OvenMediaEngine
OvenMediaEngine copied to clipboard
Resilient high quality video streaming
Purpose of this issue I want to get high quality video streaming working, with rather low latency and want to figure out a good generic configuration which works for a big audience / video streaming events with many concurrent listeners. That requires the video stream playback to be resilient and of high audio + video quality.

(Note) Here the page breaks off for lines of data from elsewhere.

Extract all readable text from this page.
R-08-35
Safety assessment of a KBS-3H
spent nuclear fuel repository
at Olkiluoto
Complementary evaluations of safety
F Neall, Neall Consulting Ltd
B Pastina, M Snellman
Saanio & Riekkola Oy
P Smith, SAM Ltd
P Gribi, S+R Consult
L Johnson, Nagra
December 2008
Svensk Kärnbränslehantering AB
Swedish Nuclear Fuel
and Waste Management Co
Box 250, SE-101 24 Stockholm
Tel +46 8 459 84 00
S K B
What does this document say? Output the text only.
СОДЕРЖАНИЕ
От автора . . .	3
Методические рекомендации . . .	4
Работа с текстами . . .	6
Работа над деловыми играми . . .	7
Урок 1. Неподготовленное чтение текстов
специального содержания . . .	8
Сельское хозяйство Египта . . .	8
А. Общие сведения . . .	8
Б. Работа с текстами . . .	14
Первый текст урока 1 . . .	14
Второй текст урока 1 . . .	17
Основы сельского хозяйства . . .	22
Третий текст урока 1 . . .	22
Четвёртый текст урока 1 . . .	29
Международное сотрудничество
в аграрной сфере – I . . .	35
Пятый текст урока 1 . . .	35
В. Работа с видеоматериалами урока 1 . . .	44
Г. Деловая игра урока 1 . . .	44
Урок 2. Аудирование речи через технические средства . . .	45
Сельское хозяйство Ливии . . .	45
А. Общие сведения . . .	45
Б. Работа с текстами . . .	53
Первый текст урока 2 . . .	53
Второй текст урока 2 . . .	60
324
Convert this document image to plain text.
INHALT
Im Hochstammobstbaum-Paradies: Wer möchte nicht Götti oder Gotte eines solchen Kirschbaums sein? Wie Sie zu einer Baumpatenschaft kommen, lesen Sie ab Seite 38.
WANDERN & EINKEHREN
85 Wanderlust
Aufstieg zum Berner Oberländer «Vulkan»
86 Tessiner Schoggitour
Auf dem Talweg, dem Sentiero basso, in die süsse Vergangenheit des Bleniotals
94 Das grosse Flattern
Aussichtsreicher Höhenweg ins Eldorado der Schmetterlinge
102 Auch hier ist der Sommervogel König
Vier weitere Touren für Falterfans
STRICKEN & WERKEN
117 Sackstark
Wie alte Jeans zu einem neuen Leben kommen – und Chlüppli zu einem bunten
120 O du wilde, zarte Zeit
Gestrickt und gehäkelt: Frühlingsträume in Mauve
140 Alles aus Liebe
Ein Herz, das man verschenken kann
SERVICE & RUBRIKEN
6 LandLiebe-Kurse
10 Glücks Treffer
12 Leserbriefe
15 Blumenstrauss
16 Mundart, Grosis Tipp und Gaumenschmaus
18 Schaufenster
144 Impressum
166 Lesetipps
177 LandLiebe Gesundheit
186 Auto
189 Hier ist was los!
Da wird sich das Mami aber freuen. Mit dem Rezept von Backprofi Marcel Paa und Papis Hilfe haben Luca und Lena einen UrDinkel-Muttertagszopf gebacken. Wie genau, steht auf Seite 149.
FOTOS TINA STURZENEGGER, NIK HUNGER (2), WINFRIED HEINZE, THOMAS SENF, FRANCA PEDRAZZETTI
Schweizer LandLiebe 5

Approach to solve this issue I'd like to learn about what others found to work best for various use cases, and also I want to do my own tests to collect reproducible data. Then i want to use that data to improve the documentation and thus help the OvenMediaEngine project.
What to test
- compare behavior of OvenPlayer for WebRTC over UDP vs over TCP for various different network conditions
- compare effectiveness of Ulpfec and Rtx
- test for what cases a high playoutDelayHint will be helpful
- compare CPU and memory requirements of different configurations
- use Clumsy (https://github.com/IntouchHealth/clumsy) to get reliable and reproducible bad different network environments
What I learned so far
- When playing WebRTC over TCP (TURN), enabling BBR as tcp congestion control algorithm makes a huge difference in overall playback quality. (at least that was the result I got last weekend during a 26600 attendees event - after enabling bbr on all edge servers, the amounts of complaints reduced by "a lot"). You can temporarely enable bbr by executing
echo "bbr" > /proc/sys/net/ipv4/tcp_congestion_control
. - Ulpfec and Rtx can be disabled in environments where only WebRTC over TCP is used, see https://github.com/AirenSoft/OvenMediaEngine/issues/439
- Ulpfec and Rtx seem to be not effective for WebRTC over UDP in real world use cases, because it only protects against very rare occasional packet loss, but not against the typical bursts of packet loss lasting for a couple hundred milliseconds
- WebRTC over UDP does not result in good audio + video playback quality for some internet connections that have constant but somewhat high packet loss, however WebRTC over TCP might work perfectly fine for those.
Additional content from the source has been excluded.